Differential localization

Of the differentially localized one-to-one orthologs, we find 17 proteins localized to mitochondria only in human and 16 of these are either reference mitochondrial proteins known from the literature or were experimentally verified in the Pagliarini et al. study [4]. For families with gene duplications and differentially localized human paralogs, localization was predicted computationally for only three mitochondrial proteins, with the remaining proteins validated experimentally in the Pagliarini et al. study by either green fluorescent protein marker (4 proteins), proteomics approaches (7 proteins) or being part of a mammalian mitochondrial reference set based on the literature curation (15 proteins).

A. thalianaorthologs

Of the one-to-one human-yeast orthologs, 104 possess an ortholog in plants (determined using the homologene database [66] and 27 were found in mitochondria in Heazlewood et al. [20]. With regard to intra-mitochondrial duplications, 47 plant orthologs were found, 23 of which are in the mitochondria.

Estimation of the expansion of the mitochondrial proteome

We identified 122 unambiguous one-to-one nuclear encoded gene products with a reliable mitochondrial localization in human and yeast (Table S1 in Additional data file 1), with 17 differentially localized orthologs likely to be mitochondrial gains in the human lineage (see Results). Genes that underwent duplications originated from at least 66 ancestral opisthokont genes (for which we can find at least one protein from the family in mitochondria of both human and yeast; family counts are 53 + 8 + 4 + 1 from Table S4 in Additional data file 1, with each family stemming from a single ancestral gene), or 78 if we add families with uncertain common ancestry (mitochondrial only in human; an additional 12 families). This, together with one-to-one orthologs, gives 188 to 200 ancestral proteins. Given the present human mitochondrial protein compendium, restricted to proteins with an ortholog in yeast with a known localization, we arrive at 128 to 140 mitochondrial acquisitions in the human lineage. Given 188 to 200 ancestral mitochondrial proteins and 128 to 140 gains in the metazoan evolutionary branch, we estimate an expansion of the mitochondrial proteome between 64% (128/200) and 74% (140/188).
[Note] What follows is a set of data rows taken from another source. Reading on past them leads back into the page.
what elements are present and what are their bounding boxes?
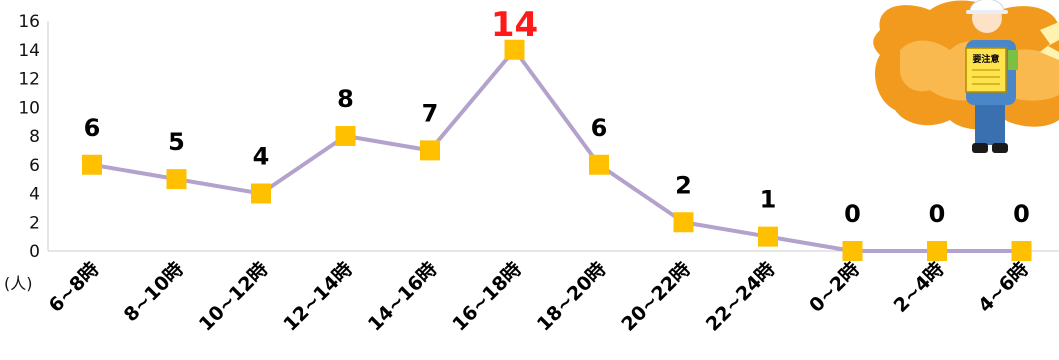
data-label: 6 (84, 114, 101, 142)
worker-legs (975, 100, 1005, 145)
data-label: 1 (760, 186, 777, 214)
series-line (91, 47, 1022, 253)
data-label: 5 (168, 128, 185, 156)
data-label: 14 (491, 5, 538, 45)
data-point-marker (251, 183, 271, 204)
x-category-label: 0~2時 (805, 258, 864, 317)
worker-vest (1008, 50, 1018, 70)
y-tick-label: 14 (18, 41, 40, 61)
x-category-label: 14~16時 (364, 258, 442, 336)
hard-hat-brim (966, 10, 1008, 14)
x-category-labels: 6~8時 8~10時 10~12時 12~14時 14~16時 16~18時 18~20時 2… (45, 258, 1033, 336)
data-point-marker (673, 212, 694, 233)
data-point-marker (842, 241, 863, 261)
data-label: 0 (844, 200, 861, 228)
data-point-marker (504, 39, 525, 60)
y-unit-label: (人) (4, 274, 33, 293)
series-line-group (91, 47, 1022, 253)
x-category-label: 12~14時 (279, 258, 357, 336)
data-label: 7 (422, 99, 439, 127)
data-point-marker (420, 140, 440, 161)
y-tick-label: 2 (29, 213, 40, 233)
construction-worker-warning-illustration: 要注意 (873, 0, 1059, 153)
worker-shoe-left (972, 143, 988, 153)
warning-sign-text: 要注意 (972, 53, 999, 65)
x-category-label: 18~20時 (533, 258, 611, 336)
x-category-label: 4~6時 (974, 258, 1033, 317)
data-label: 6 (591, 114, 608, 142)
lightning-bolt (1040, 22, 1059, 60)
y-tick-label: 16 (18, 12, 40, 32)
y-tick-label: 12 (18, 70, 40, 90)
data-label: 4 (253, 143, 270, 171)
y-tick-label: 0 (29, 242, 40, 262)
data-label: 8 (337, 85, 354, 113)
data-label: 0 (929, 200, 946, 228)
y-tick-label: 4 (29, 185, 40, 205)
data-point-marker (166, 169, 187, 190)
data-point-marker (927, 241, 947, 261)
y-tick-label: 8 (29, 127, 40, 147)
x-category-label: 22~24時 (702, 258, 780, 336)
data-point-marker (1011, 241, 1032, 261)
data-markers (82, 39, 1032, 261)
worker-shoe-right (992, 143, 1008, 153)
x-category-label: 6~8時 (45, 258, 104, 317)
x-category-label: 16~18時 (448, 258, 526, 336)
x-category-label: 10~12時 (195, 258, 273, 336)
data-point-marker (82, 154, 102, 175)
data-label: 2 (675, 171, 692, 199)
data-point-marker (335, 126, 356, 146)
data-point-marker (589, 154, 609, 175)
data-labels: 6 5 4 8 7 14 6 2 1 0 0 0 (84, 5, 1030, 228)
x-category-label: 20~22時 (617, 258, 695, 336)
y-tick-label: 6 (29, 156, 40, 176)
y-tick-label: 10 (18, 98, 40, 118)
x-category-label: 2~4時 (890, 258, 949, 317)
x-category-label: 8~10時 (120, 258, 188, 326)
y-tick-labels: 0 2 4 6 8 10 12 14 16 (18, 12, 40, 262)
data-label: 0 (1013, 200, 1030, 228)
data-point-marker (758, 226, 778, 247)
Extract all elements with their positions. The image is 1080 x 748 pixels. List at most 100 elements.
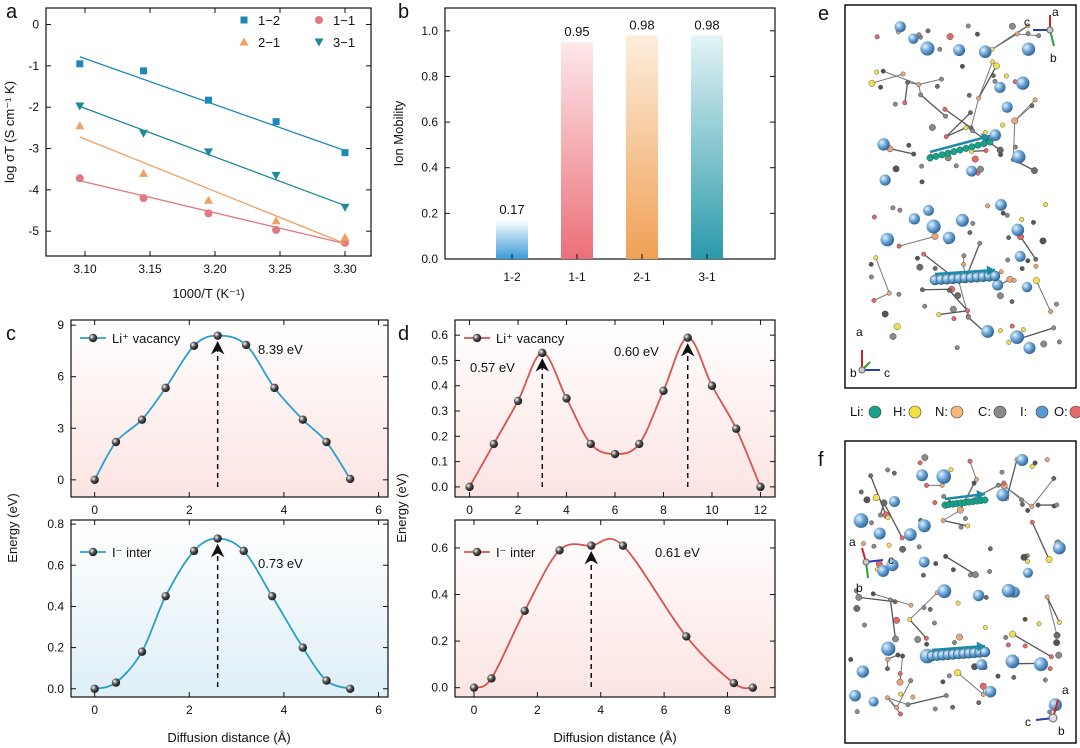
x-tick-label: 0	[91, 703, 98, 717]
data-point	[272, 118, 280, 126]
b-y-axis-label: Ion Mobility	[391, 100, 406, 166]
x-tick-label: 3-1	[698, 270, 716, 284]
data-point	[139, 194, 148, 203]
molecule-e-bottom	[868, 198, 1062, 355]
iodine-atom	[923, 204, 934, 216]
bar-1-2	[496, 220, 528, 259]
atom	[965, 314, 971, 320]
atom	[899, 545, 907, 553]
axis-triad-f-top: a c b	[849, 535, 894, 595]
chart-d2-background	[455, 520, 775, 697]
data-point	[520, 606, 529, 616]
atom	[943, 693, 949, 698]
atom	[1051, 325, 1057, 331]
atom	[921, 454, 929, 461]
atom	[1011, 117, 1019, 125]
legend-marker	[239, 37, 249, 46]
iodine-atom	[1033, 657, 1048, 672]
atom	[877, 512, 883, 518]
iodine-atom	[1023, 341, 1036, 355]
atom	[908, 602, 914, 608]
y-tick-label: 0.3	[431, 404, 448, 418]
plot-frame	[70, 519, 389, 698]
diffusion-arrow-head	[976, 641, 985, 652]
atom	[1054, 502, 1060, 508]
atom	[924, 641, 930, 647]
atom	[1029, 103, 1035, 109]
atom	[970, 128, 975, 134]
bond	[873, 292, 890, 301]
axis-label-f-top-a: a	[849, 535, 856, 549]
y-tick-label: 0.4	[421, 161, 438, 175]
atom	[922, 303, 928, 309]
y-tick-label: -2	[28, 100, 39, 114]
atom	[888, 597, 893, 603]
atom	[871, 543, 877, 549]
atom	[973, 477, 979, 482]
atom	[952, 640, 957, 645]
chart-c2: 0 2 4 6 0.0 0.2 0.4 0.6 0.8 I⁻ inter 0.73 eV	[47, 517, 389, 717]
iodine-atom	[888, 495, 900, 507]
atom	[861, 541, 866, 547]
bond	[938, 310, 968, 316]
atom	[1009, 299, 1015, 304]
atom	[1053, 639, 1060, 647]
atom	[1025, 23, 1031, 29]
atom	[924, 483, 929, 488]
iodine-atom	[1011, 223, 1025, 237]
atom	[951, 316, 957, 322]
atom	[889, 333, 897, 340]
x-tick-label: 2	[186, 703, 193, 717]
data-point	[635, 439, 644, 449]
atom	[898, 691, 903, 697]
iodine-atom	[920, 41, 935, 56]
atom	[975, 31, 980, 37]
atom	[911, 151, 917, 157]
legend-label: 1−2	[258, 13, 280, 28]
x-tick-label: 4	[563, 503, 570, 517]
axis-triad-e-top: a c b	[1024, 5, 1059, 65]
atom	[1036, 621, 1042, 627]
data-point	[139, 168, 148, 177]
bond	[948, 289, 969, 312]
atom	[868, 274, 874, 280]
legend-marker	[88, 547, 98, 557]
bond	[889, 599, 897, 640]
data-point	[298, 643, 308, 652]
atom	[977, 165, 984, 173]
bond	[971, 149, 987, 153]
atom	[943, 134, 949, 139]
atom	[1057, 339, 1062, 345]
atom	[918, 92, 924, 98]
y-tick-label: 1.0	[421, 24, 438, 38]
iodine-atom	[995, 198, 1007, 211]
x-tick-label: 2	[534, 703, 541, 717]
panel-letter-b: b	[398, 1, 409, 23]
diffusion-path-atom	[968, 143, 976, 151]
data-point	[659, 386, 668, 395]
diffusion-path-atom	[932, 152, 940, 160]
atom	[868, 79, 876, 87]
data-point	[729, 678, 739, 688]
iodine-atom	[955, 213, 969, 227]
atom	[990, 59, 995, 65]
atom	[992, 78, 998, 84]
atom	[916, 82, 922, 87]
atom	[965, 308, 970, 314]
atom	[1019, 217, 1025, 222]
atom	[908, 678, 914, 684]
atom	[1032, 97, 1038, 103]
atom-legend-swatch	[950, 405, 964, 419]
data-point	[707, 381, 717, 390]
energy-annotation: 8.39 eV	[258, 342, 303, 357]
bar-3-1	[691, 35, 723, 259]
y-tick-label: 0.6	[47, 558, 64, 572]
atom	[886, 290, 892, 296]
iodine-atom	[1052, 541, 1066, 555]
data-point	[204, 148, 213, 157]
iodine-atom	[992, 279, 1004, 291]
diffusion-path-atom	[926, 154, 934, 162]
bar-2-1	[626, 35, 658, 259]
atom	[976, 95, 982, 101]
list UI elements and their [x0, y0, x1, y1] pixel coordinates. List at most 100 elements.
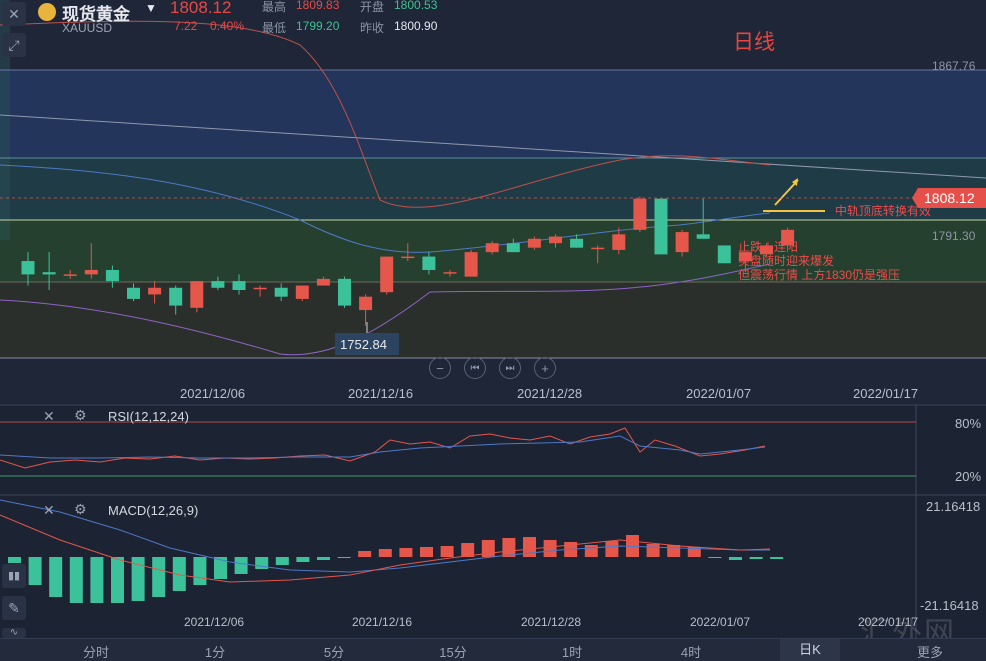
draw-tool-icon[interactable]: ✎ [2, 596, 26, 620]
zoom-in-icon[interactable]: + [534, 357, 556, 379]
candle-body [612, 234, 626, 250]
candle-body [422, 256, 436, 270]
candles-group [21, 196, 795, 326]
settings-macd-icon[interactable]: ⚙ [74, 501, 87, 517]
open-label: 开盘 [360, 0, 385, 14]
macd-bar [523, 537, 536, 557]
tab-1min[interactable]: 1分 [204, 645, 226, 660]
period-label: 日线 [733, 31, 775, 54]
macd-bar [687, 547, 701, 557]
period-tabs: 分时 1分 5分 15分 1时 4时 日K 更多 [0, 638, 986, 661]
fullscreen-icon[interactable]: ⤢ [2, 33, 26, 57]
tab-intraday[interactable]: 分时 [82, 645, 109, 660]
candle-body [760, 245, 773, 255]
macd-bar [69, 557, 83, 603]
chevron-down-icon[interactable]: ▼ [145, 1, 157, 15]
annotation-arrow [774, 179, 799, 206]
current-price-tag-label: 1808.12 [924, 190, 975, 206]
close-icon[interactable]: ✕ [2, 2, 26, 26]
candle-body [781, 229, 795, 246]
macd-x-tick: 2022/01/07 [690, 615, 751, 629]
candle-body [105, 269, 119, 282]
jump-start-icon[interactable]: ⏮ [464, 357, 486, 379]
macd-bar [420, 547, 433, 557]
signal-tool-icon[interactable]: ∿ [2, 628, 26, 638]
candle-body [443, 272, 457, 274]
macd-bar [152, 557, 166, 597]
macd-bar [646, 544, 660, 557]
lower-band [0, 263, 771, 356]
tab-1hour[interactable]: 1时 [561, 645, 583, 660]
tab-4hour[interactable]: 4时 [680, 645, 702, 660]
macd-bar [729, 557, 742, 560]
middle-band [0, 164, 771, 253]
tab-daily[interactable]: 日K [780, 639, 840, 661]
open-value: 1800.53 [394, 0, 438, 12]
candle-body [570, 238, 584, 248]
macd-bar [605, 541, 619, 557]
high-label: 最高 [262, 0, 287, 14]
candle-body [549, 236, 562, 244]
candle-body [63, 274, 77, 276]
low-value: 1799.20 [296, 19, 340, 33]
candle-body [148, 287, 162, 295]
candle-body [21, 261, 35, 275]
candle-body [211, 281, 225, 288]
x-tick: 2021/12/06 [180, 386, 246, 401]
candle-body [190, 281, 204, 308]
band-olive [0, 282, 986, 358]
macd-x-tick: 2021/12/28 [521, 615, 582, 629]
settings-rsi-icon[interactable]: ⚙ [74, 407, 87, 423]
tab-15min[interactable]: 15分 [439, 645, 467, 660]
macd-bar [111, 557, 124, 603]
indicator-tool-icon[interactable]: ▮▮ [2, 564, 26, 588]
low-label: 最低 [262, 21, 287, 35]
macd-bar [584, 545, 598, 557]
jump-end-icon[interactable]: ⏭ [499, 357, 521, 379]
tab-5min[interactable]: 5分 [323, 645, 345, 660]
candle-body [84, 269, 98, 275]
candle-body [359, 296, 373, 311]
candle-body [464, 252, 478, 277]
annotation-line-2: 买盘随时迎来爆发 [738, 254, 835, 268]
instrument-name[interactable]: 现货黄金 [62, 5, 130, 24]
candle-body [295, 285, 309, 299]
macd-bar [214, 557, 227, 579]
x-tick: 2021/12/16 [348, 386, 414, 401]
x-tick: 2022/01/07 [686, 386, 752, 401]
candle-body [232, 281, 246, 291]
close-macd-icon[interactable]: ✕ [43, 502, 55, 518]
candle-body [675, 232, 689, 253]
zoom-out-icon[interactable]: − [429, 357, 451, 379]
x-tick: 2021/12/28 [517, 386, 583, 401]
high-value: 1809.83 [296, 0, 340, 12]
macd-bar [28, 557, 42, 585]
x-tick: 2022/01/17 [853, 386, 919, 401]
coin-icon [38, 3, 56, 21]
rsi-line-2 [0, 435, 766, 459]
annotation-arrowhead [792, 178, 798, 186]
macd-bar [234, 557, 248, 574]
band-teal [0, 158, 986, 220]
candle-body [401, 256, 415, 259]
macd-bar [337, 557, 351, 558]
candle-body [274, 287, 288, 297]
tab-more[interactable]: 更多 [916, 645, 943, 660]
macd-x-tick: 2022/01/17 [858, 615, 919, 629]
candle-body [696, 234, 710, 239]
macd-bar [275, 557, 289, 565]
rsi-title: RSI(12,12,24) [108, 409, 189, 424]
annotation-top: 中轨顶底转换有效 [835, 204, 932, 218]
candle-body [506, 243, 520, 253]
candle-body [591, 247, 605, 250]
candle-body [738, 252, 752, 262]
macd-x-tick: 2021/12/06 [184, 615, 245, 629]
close-rsi-icon[interactable]: ✕ [43, 408, 55, 424]
macd-bar [90, 557, 104, 603]
macd-bar [172, 557, 186, 591]
macd-bar [193, 557, 207, 585]
trend-line [0, 114, 986, 179]
macd-bar [749, 557, 763, 559]
macd-bar [296, 557, 310, 562]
Dating mitochondrial relocalization

For the prediction of the amino-terminal targeting signal in the protein sequences, Target P was used [67] for all known isoforms of a given gene. It is important to mention that the pre-sequence analysis programs do not use homology to known mitochondrial proteins or mitochondria-specific domains as an indicator of presence/absence of targeting signal.

Gene Ontology analysis

GO [68] analysis was performed using the BiNGO package [69] using Benjamini and Hochberg false discovery rate correction; corrected P-values are specified in Additional data file 1.

Additional data files

The following additional data are available with the online version of this paper: supplementary text, Tables S1-S12, and Figures S1 and S2 (Additional data file 1).